Directed by Darren Aronofsky
Starring Natalie Portman, Mila Kunis, Vincent Cassel, Barbara Hershey, Winona Ryder
“Black Swan,” the latest psychological thriller from Darren Aronofsky, isn’t the kind of movie you dissect over dinner with friends. It works in more intuitive ways, enshrouding you so fully that, even days later, you’ll be startled by some memory of the film that never quite exited your brain. “Haunting” is an adjective frequently ascribed to movies, but “Black Swan” outright deserves the designation.
Natalie Portman, putting on the best performance of her adult career, stars as Nina Sayers, a ballerina desperate to land the role of the Swan Queen in her ballet company’s staging of “Swan Lake.” The role encompasses dual personalities — the graceful, innocent White Swan and the wild, sensual Black Swan. Nina was born to play the White Swan, but perfecting the Black Swan requires her to tap into lodes of passion that previously lay dormant within her.
As denoted by her bedroom — crammed with pink frills and stuffed animals — Nina is trapped in arrested development, monitored closely by her has-been ballerina mother and roommate (Barbara Hershey). Friendless and buffeted by this doting mom and a lascivious director (Vincent Cassel), who fast-tracks her sexual awakening with private hands-on demos (all in the name of getting her into Black Swan character), Nina — who is already mentally fragile to begin with — implodes. Paranoia sets in, as do eerie visions that may or may not be real.
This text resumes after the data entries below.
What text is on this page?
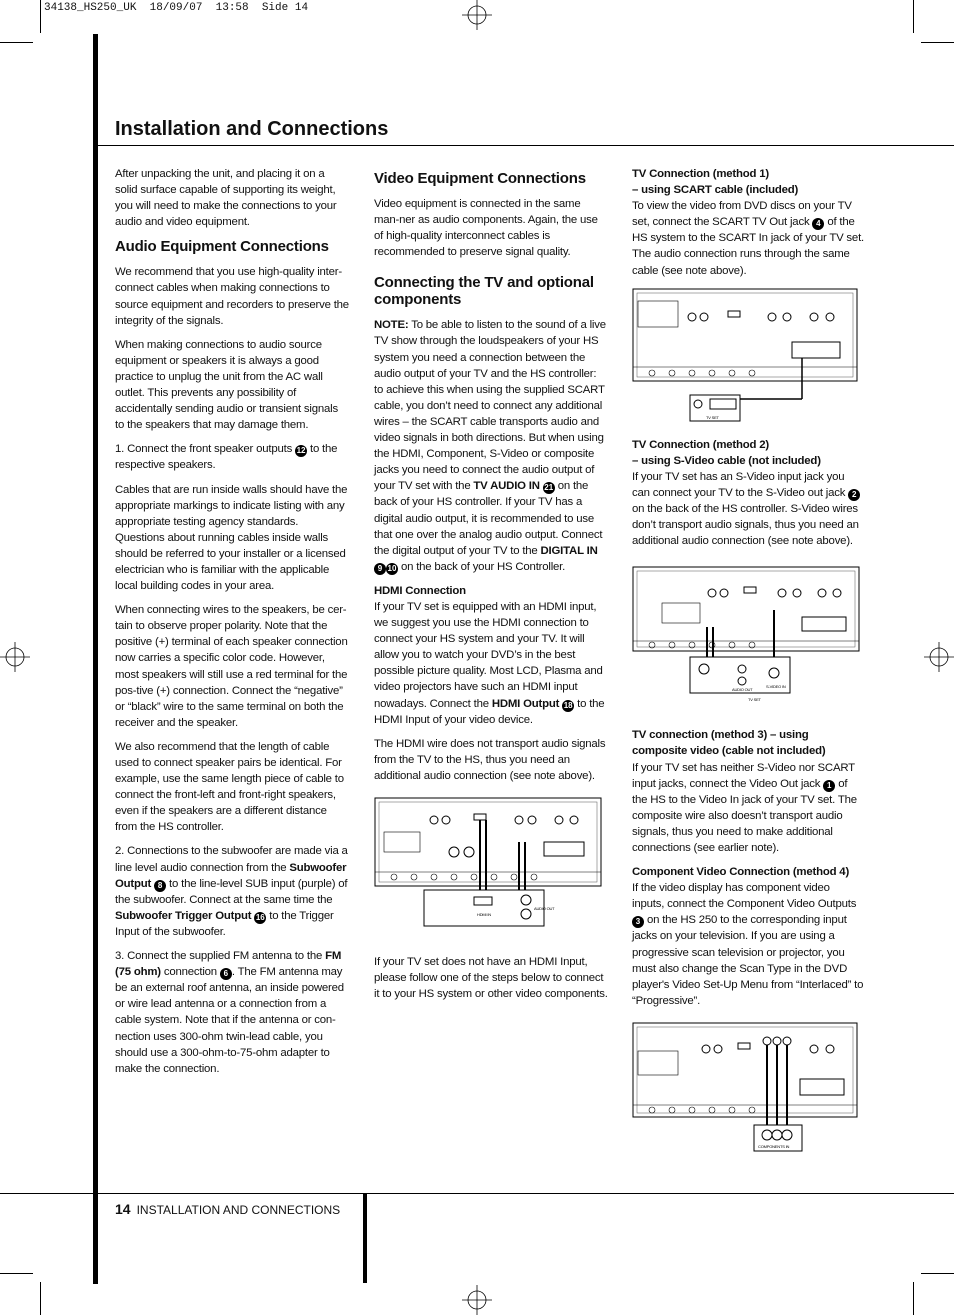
34138_HS250_UK  18/09/07  13:58  Side 14
Installation and Connections

After unpacking the unit, and placing it on a solid surface capable of supporting its weight, you will need to make the connections to your audio and video equipment.

Audio Equipment Connections

We recommend that you use high-quality inter-connect cables when making connections to source equipment and recorders to preserve the integrity of the signals.

When making connections to audio source equipment or speakers it is always a good practice to unplug the unit from the AC wall outlet. This prevents any possibility of accidentally sending audio or transient signals to the speakers that may damage them.

1. Connect the front speaker outputs 12 to the respective speakers.

Cables that are run inside walls should have the appropriate markings to indicate listing with any appropriate testing agency standards. Questions about running cables inside walls should be referred to your installer or a licensed electrician who is familiar with the applicable local building codes in your area.

When connecting wires to the speakers, be cer-tain to observe proper polarity. Note that the positive (+) terminal of each speaker connection now carries a specific color code. However, most speakers will still use a red terminal for the pos-tive (+) connection. Connect the “negative” or “black” wire to the same terminal on both the receiver and the speaker.

We also recommend that the length of cable used to connect speaker pairs be identical. For example, use the same length piece of cable to connect the front-left and front-right speakers, even if the speakers are a different distance from the HS controller.

2. Connections to the subwoofer are made via a line level audio connection from the Subwoofer Output 8 to the line-level SUB input (purple) of the subwoofer. Connect at the same time the Subwoofer Trigger Output 16 to the Trigger Input of the subwoofer.

3. Connect the supplied FM antenna to the FM (75 ohm) connection 6 . The FM antenna may be an external roof antenna, an inside powered or wire lead antenna or a connection from a cable system. Note that if the antenna or con-nection uses 300-ohm twin-lead cable, you should use a 300-ohm-to-75-ohm adapter to make the connection.

Video Equipment Connections

Video equipment is connected in the same man-ner as audio components. Again, the use of high-quality interconnect cables is recommended to preserve signal quality.

Connecting the TV and optional components

NOTE: To be able to listen to the sound of a live TV show through the loudspeakers of your HS system you need a connection between the audio output of your TV and the HS controller: to achieve this when using the supplied SCART cable, you don’t need to connect any additional wires – the SCART cable transports audio and video signals in both directions. But when using the HDMI, Component, S-Video or composite jacks you need to connect the audio output of your TV set with the TV AUDIO IN 21 on the back of your HS controller. If your TV has a digital audio output, it is recommended to use that one over the analog audio output. Connect the digital output of your TV to the DIGITAL IN 9 10 on the back of your HS Controller.

HDMI Connection

If your TV set is equipped with an HDMI input, we suggest you use the HDMI connection to connect your HS system and your TV. It will allow you to watch your DVD’s in the best possible picture quality. Most LCD, Plasma and video projectors have such an HDMI input nowadays. Connect the HDMI Output 18 to the HDMI Input of your video device.

The HDMI wire does not transport audio signals from the TV to the HS, thus you need an additional audio connection (see note above).

HDMI IN
AUDIO OUT

If your TV set does not have an HDMI Input, please follow one of the steps below to connect it to your HS system or other video components.

TV Connection (method 1)
– using SCART cable (included)

To view the video from DVD discs on your TV set, connect the SCART TV Out jack 4 of the HS system to the SCART In jack of your TV set. The audio connection runs through the same cable (see note above).

TV SET
TV Connection (method 2)
– using S-Video cable (not included)

If your TV set has an S-Video input jack you can connect your TV to the S-Video out jack 2 on the back of the HS controller. S-Video wires don’t transport audio signals, thus you need an additional audio connection (see note above).

S-VIDEO IN
AUDIO OUT
TV SET
TV connection (method 3) – using
composite video (cable not included)

If your TV set has neither S-Video nor SCART input jacks, connect the Video Out jack 1 of the HS to the Video In jack of your TV set. The composite wire also doesn’t transport audio signals, thus you need to make additional connections (see earlier note).

Component Video Connection (method 4)

If the video display has component video inputs, connect the Component Video Outputs 3 on the HS 250 to the corresponding input jacks on your television. If you are using a progressive scan television or projector, you must also change the Scan Type in the DVD player's Video Set-Up Menu from “Interlaced” to “Progressive”.

COMPONENTS IN
14 INSTALLATION AND CONNECTIONS
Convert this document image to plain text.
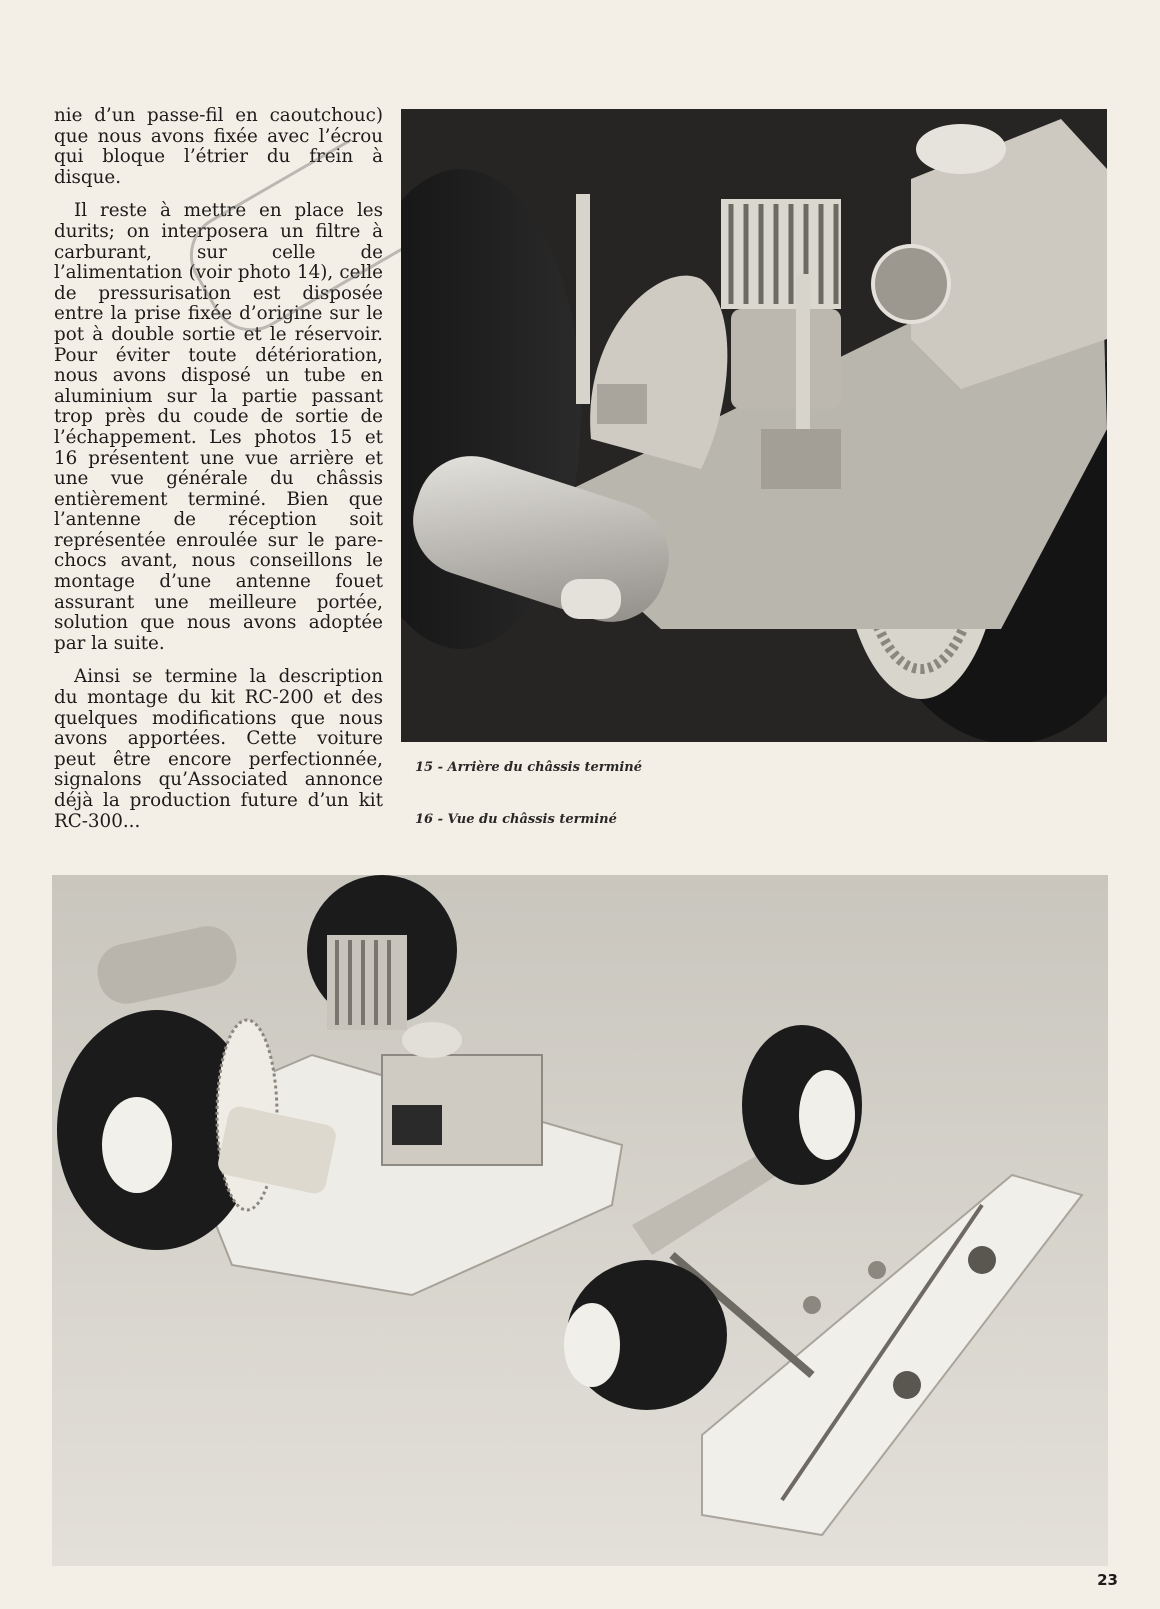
nie d’un passe-fil en caoutchouc) que nous avons fixée avec l’écrou qui bloque l’étrier du frein à disque.

Il reste à mettre en place les durits; on interposera un filtre à carburant, sur celle de l’alimentation (voir photo 14), celle de pressurisation est disposée entre la prise fixée d’origine sur le pot à double sortie et le réservoir. Pour éviter toute détérioration, nous avons disposé un tube en aluminium sur la partie passant trop près du coude de sortie de l’échappement. Les photos 15 et 16 présentent une vue arrière et une vue générale du châssis entièrement terminé. Bien que l’antenne de réception soit représentée enroulée sur le pare-chocs avant, nous conseillons le montage d’une antenne fouet assurant une meilleure portée, solution que nous avons adoptée par la suite.

Ainsi se termine la description du montage du kit RC-200 et des quelques modifications que nous avons apportées. Cette voiture peut être encore perfectionnée, signalons qu’Associated annonce déjà la production future d’un kit RC-300...

15 - Arrière du châssis terminé
16 - Vue du châssis terminé
23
Aronofsky generates a visceral and purposefully unpleasant experience through excruciating close-ups of Nina’s battered ballerina body, from cracked, bleeding toenails to undernourished musculature. He throws in lesbian sex for good titillating measure, which some may find cheap but which undeniably serves the erotically charged world that he has created. By the movie’s end, you’ll feel as haggard as Portman’s face looks.